Maioria do Pleno julga ilegal corte de pontos de servidores de MT

Foto: Chico Ferreira/Agência F5

A maioria dos desembargadores presentes no Pleno do Tribunal de Justiça de Mato Grosso na tarde desta quinta-feira (10/11) entendeu que o corte de pontos dos servidores grevistas do Institutos de Defesa Agropecuária (Indea), correspondente a 11 dias, ocorreu de forma indevida pela administração do Estado. Apesar de 14 votos favoráveis à proibição do corte de pontos contra 4, a decisão final será proferida na próxima sessão do Pleno, dia 24 deste mês, devido ao pedido de vista do desembargador Rui Ramos.

A maioria dos magistrados argumentaram que não se pode retirar vencimentos do servidores grevistas uma vez que ainda está pendente o julgamento da legalidade ou não do movimento paradista que pedia o pagamento da Revisão geral Anual (RGA).
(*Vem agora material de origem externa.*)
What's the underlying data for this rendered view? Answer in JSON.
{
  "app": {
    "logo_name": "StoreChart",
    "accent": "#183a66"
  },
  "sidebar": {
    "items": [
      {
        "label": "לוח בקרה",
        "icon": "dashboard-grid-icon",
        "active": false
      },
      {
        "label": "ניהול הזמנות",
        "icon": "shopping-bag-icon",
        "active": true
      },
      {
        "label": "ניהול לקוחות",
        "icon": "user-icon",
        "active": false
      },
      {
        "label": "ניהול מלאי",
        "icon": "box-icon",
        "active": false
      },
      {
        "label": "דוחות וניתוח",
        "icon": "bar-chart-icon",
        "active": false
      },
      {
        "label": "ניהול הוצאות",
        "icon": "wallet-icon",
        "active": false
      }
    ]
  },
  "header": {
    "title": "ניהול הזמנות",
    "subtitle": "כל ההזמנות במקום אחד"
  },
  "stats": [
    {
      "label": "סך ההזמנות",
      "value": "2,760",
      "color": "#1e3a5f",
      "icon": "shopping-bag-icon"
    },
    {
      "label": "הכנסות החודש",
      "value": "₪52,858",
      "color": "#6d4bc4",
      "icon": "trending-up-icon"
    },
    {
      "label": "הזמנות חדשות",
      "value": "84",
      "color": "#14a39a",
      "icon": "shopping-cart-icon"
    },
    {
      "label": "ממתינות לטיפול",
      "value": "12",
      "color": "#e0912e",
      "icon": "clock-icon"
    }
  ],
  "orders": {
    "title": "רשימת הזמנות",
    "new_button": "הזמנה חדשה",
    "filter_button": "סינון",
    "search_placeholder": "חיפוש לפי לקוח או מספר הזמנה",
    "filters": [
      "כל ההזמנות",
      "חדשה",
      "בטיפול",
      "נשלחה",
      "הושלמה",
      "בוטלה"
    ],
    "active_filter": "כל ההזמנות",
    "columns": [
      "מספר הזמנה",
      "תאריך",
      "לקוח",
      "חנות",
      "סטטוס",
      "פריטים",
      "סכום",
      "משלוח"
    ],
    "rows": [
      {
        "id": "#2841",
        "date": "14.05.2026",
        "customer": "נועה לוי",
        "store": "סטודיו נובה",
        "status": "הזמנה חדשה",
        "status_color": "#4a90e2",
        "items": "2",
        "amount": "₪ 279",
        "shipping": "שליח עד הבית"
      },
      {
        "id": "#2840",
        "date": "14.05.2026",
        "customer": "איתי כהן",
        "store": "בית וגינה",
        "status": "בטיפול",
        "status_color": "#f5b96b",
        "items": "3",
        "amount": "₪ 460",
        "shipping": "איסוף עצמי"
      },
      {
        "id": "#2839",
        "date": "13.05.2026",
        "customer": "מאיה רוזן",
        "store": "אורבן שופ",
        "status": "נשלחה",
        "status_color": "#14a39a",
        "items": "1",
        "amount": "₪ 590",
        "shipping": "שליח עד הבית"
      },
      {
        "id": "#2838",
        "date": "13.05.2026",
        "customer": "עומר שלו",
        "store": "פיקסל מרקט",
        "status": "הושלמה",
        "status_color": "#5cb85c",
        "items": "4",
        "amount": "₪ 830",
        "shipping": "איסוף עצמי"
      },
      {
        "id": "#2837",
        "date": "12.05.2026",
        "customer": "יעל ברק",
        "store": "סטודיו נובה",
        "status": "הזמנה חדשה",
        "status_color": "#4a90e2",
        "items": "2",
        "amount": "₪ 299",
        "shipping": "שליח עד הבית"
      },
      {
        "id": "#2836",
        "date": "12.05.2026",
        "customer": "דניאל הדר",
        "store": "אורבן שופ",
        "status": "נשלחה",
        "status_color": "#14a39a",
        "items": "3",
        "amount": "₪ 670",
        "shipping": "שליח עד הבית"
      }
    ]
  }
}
Para o advogado que representou o sindicato da classe dos servidores do Indea, Sindicato dos Trabalhadores do Sistema Agrícola, Agrário, Pecuário e Florestal do Estado de Mato Grosso (Sintap), Francisco Faiad, a vitória dos servidores é dada como certa.

“A relatora havia indeferido o nosso pedido de liminar para proibir o corte, por isso recorremos ao Pleno. Com esse julgamento de 14 a 4 conta o corte de pontos, ainda que o que no pedido de vista do desembargador julgue a favor, saímos vitoriosos. Portanto fica declarado pelo Pleno do TJ, ainda que provisoriamente, que a administração do Estado está proibida de fazer o corte do ponto até que se julgue a legalidade ou a ilegalidade da greve.”

A maioria do Pleno votou contra a relatora do mandato de segurança, a desembargadora Serly Marcondes Alves, que em seu voto sustentou que quando os servidores aderiram ao movimento paradista provocou a suspensão do contrato de trabalho, ou seja, o vinculo funcional, o que desobrigava o poder público do pagamento dos vencimentos. A magistrada também trouxe em seu voto a decisão do Supremo Tribunal Federal (STF) que aprovou o corte de pontos quando a greve é deflagrada para efeito de aumento salarial.

Os contrários ao corte de pontos argumentaram que o perigo para os servidores era iminente. “De fato o STF afirmou que o corte é possível, mas ressalva quando a greve é deflagrada para efeito de vencimentos de salarial, no caso foi garantia da RGA, prevista na Constituição, mantendo o requisito para deflagração. O STF também fala que esse é o único instrumento que o servidor tem para fazer valer o seu direito quanto ao salário”, sustentou um dos magistrados.

A fala mais acalorada veio do desembargador Luiz Carlos da Costa que contrapôs a fala da da relatora e questionou a afirmação de quebra de contrato de trabalho. “Como pode falar em suspensão de contrato de trabalho?? Não há contrato! A Constituição assegura o direito de greve nos termos limite definido em lei especifica, o exercício da greve é legitimo. No STF tem o voto da ministra Rosa Weber, no qual é categórico: ela começa impugnando o termo de contrato de trabalho.”

Conforme Luiz Carlos, o STF sustenta que é litico a sustação dos vencimentos, salvo no comportamento ilícito da administração. “Depois que a guilhotina corta a cabeça é impossível voltar o corpo”, comparou o magistrado ao frisa a falta de um julgamento final sobre a legalidade ou não da greve dos servidores. Para  Luiz Carlos, é preciso resguarda os servidores, sendo que o salário é o único meio de sobrevivência deles. “Qual é o período que que eles aguentam ficar sem receber? O servidor, na grande maioria, só pode contar com salario.”